There has already been serious controversy about the “Henry VIII” powers in the Brexit Bill, which will enable ministers to rewrite laws at their discretion as we leave the EU. Now Theresa May’s government has sneaked a new “Framework for data processing in government” into the Lords committee stage of the new Data Protection Bill (see pages 99-101, which are pp 111–3 of the pdf). It will enable ministers to promulgate a Henry VIII privacy regulation with quite extraordinary properties.
It will cover all data held by any public body including the NHS (175(1)), be outside of the ICO’s jurisdiction (178(5)) and that of any tribunal (178(2)) including Judicial Review (175(4), 176(7)), wider human-rights law (178(2,3,4)), and international jurisdictions – although ministers are supposed to change it if they notice that it breaks any international treaty obligation (177(4)).
In fact it will be changeable on a whim by Ministers (175(4)), have no effective Parliamentary oversight (175(6)), and apply retroactively (178(3)). It will also provide an automatic statutory defence for any data processing in any Government decision taken to any tribunal/court 178(4)).
Ministers have had frequent fights in the past over personal data in the public sector, most frequently over medical records which they have sold, again and again, to drug companies and others in defiance not just of UK law, EU law and human-rights law, but of the express wishes of patients, articulated by opting out of data “sharing”. In fact, we have to thank MedConfidential for being the first to notice the latest data grab. Their briefing gives more details are sets out the amendments we need to press for in Parliament. This is not the only awful thing about the bill by any means; its section 164 will be terrible news for journalists. This is one of those times when you need to write to your MP. Please do it now!
Hi Ross,
I’d really like to badger my MP about this. She’s quite responsive and I expect will be willing to help.
I tried to look up the relevant bits in the text so I could understand what I was talking about though, and I hit a problem.
Either I don’t understand anything about how these things are worded (which is altogether possible) or the references might be off (less likely).

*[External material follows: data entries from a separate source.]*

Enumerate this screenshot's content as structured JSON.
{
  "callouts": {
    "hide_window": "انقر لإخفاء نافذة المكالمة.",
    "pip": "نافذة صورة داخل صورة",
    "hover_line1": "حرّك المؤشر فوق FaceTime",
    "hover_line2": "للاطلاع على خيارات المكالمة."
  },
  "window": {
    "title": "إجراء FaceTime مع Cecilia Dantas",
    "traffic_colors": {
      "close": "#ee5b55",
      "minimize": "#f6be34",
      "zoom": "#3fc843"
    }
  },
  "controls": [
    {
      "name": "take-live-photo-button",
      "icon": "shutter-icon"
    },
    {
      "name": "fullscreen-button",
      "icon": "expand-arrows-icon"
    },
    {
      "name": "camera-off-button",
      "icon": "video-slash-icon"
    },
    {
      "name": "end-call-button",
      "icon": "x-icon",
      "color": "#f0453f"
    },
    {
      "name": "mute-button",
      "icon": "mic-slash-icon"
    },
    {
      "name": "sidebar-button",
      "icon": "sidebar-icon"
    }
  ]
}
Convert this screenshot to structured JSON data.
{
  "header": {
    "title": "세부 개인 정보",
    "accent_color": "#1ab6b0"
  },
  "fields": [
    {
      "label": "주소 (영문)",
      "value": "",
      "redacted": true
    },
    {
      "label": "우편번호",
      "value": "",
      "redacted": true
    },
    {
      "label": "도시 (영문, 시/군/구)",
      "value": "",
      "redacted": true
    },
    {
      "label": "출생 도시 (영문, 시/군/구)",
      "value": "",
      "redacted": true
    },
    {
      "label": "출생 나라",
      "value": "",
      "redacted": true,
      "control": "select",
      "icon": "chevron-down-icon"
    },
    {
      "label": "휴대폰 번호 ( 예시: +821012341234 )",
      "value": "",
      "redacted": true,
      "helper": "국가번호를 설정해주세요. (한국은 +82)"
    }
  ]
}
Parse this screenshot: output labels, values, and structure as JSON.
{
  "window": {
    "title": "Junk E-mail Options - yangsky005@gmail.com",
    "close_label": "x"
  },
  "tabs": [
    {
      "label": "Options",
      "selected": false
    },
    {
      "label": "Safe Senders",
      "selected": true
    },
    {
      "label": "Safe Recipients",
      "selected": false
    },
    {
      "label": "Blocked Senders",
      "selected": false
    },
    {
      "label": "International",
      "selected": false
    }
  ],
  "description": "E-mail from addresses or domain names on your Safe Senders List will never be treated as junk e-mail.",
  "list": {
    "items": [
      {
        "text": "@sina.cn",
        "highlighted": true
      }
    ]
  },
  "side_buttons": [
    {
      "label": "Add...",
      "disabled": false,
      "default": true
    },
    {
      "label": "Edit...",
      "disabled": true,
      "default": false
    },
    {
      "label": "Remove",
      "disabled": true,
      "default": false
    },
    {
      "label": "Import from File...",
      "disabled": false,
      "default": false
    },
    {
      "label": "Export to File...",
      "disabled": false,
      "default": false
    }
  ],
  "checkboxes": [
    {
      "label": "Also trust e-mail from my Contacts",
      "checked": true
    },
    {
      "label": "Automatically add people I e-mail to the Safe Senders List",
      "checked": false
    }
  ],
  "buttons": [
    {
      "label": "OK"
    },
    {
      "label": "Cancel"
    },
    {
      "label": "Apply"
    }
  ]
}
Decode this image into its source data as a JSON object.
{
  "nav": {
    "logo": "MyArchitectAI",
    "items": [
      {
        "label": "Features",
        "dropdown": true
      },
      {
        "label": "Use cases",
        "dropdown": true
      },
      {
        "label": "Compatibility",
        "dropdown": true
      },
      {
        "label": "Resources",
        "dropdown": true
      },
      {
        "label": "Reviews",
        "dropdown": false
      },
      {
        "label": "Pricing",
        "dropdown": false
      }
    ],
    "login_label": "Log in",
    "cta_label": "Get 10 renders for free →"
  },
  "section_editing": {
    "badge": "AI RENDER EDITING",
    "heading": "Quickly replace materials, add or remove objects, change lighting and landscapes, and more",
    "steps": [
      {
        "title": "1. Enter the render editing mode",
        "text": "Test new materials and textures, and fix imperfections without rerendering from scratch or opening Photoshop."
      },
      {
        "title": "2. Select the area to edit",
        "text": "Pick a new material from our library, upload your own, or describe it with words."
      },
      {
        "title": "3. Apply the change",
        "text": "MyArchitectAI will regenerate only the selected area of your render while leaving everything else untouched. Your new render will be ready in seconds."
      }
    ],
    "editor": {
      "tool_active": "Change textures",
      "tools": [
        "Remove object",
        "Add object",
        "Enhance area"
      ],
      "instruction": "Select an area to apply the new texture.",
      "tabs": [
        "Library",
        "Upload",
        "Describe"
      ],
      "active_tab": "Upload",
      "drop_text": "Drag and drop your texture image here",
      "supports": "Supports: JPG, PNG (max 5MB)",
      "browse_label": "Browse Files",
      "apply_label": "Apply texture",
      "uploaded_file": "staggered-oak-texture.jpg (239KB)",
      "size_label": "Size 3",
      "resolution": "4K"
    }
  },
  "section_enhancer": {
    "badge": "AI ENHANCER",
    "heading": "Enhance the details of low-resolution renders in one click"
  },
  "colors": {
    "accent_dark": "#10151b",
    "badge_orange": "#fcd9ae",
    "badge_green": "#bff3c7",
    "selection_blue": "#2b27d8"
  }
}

I was mostly following along fine (ish) until the bit about judicial review. I looked at parts 175(4) and 176(7) and they state:
“The Secretary of State may from time to time prepare amendments of the
document or a replacement document.”
and
“This section applies in relation to amendments prepared under section 175 as
it applies in relation to a document prepared under that section.”
Is it the case that because section 175 doesn’t specifically describe a judicial review process and therefore action can be taken without such? That being the case, that doesn’t preclude review entirely does it?
Also, I don’t see how 178(3): “A document issued under section 176(3), including an amendment or replacement document, is admissible in evidence in legal proceedings.”, means that these frameworks apply retroactively. Am I giving the drafter too much slack?
If you were able to provide a breakdown of your reasoning, I’d really appreciate it.
This sounds like the sort of thing I’d care about, but at present I just don’t understand it clearly enough to articulate my position with any level of authority.
Cheers,
Dave
The lack of effective parliamentary oversight comes from the fact that it’s a negative resolution procedure; the regulation is put before parliament and some MP or peer then has to start a debate on it – something that in practice never happens.
I can’t comment on judicial review, or retrospective effect; I was following MedConfidential on that. I don’t know for sure, as I’m not a lawyer. But the fact that we will be leaving the ECJ (whether in March 2019 or at the end of a transition period) will leave no obvious way to challenge a regulation that infringes human rights. I fear we may see a regulation that overrides previous findings of ECJ such as the I v Finland precedent that the Department of Health finds so annoying as it gives us the right to opt out of secondary uses of our medical records. You can try suing in the Strasbourg court but its findings don’t have direct force here. With luck ministers might heed them and change the regulation, but again they might drag their feet.
You’ll have noted that after a hospital gave over a million people’s medical records illegally to Google Deepmind, they were reprimanded by the ICO, but Google was not ordered to delete the records. Is this the shape of things to come?
I’d suggest that you write to your MP about the issues other than judicial review until we get clarity.
Amendments to the “Framework for Data Processing by Government” have been tabled by opposition peers, but not yet debated. They can be seen here:
http://lordsamendments.parliament.uk/?Session=2017-2019&Id=2158&Stage=Report&Decision=Not-yet-debated&ResultsPerPage=20
The relevant amendments are numbered (when I looked, at any rate) 175-180. The first amendment, among other things, changes the process to the affirmative resolution procedure.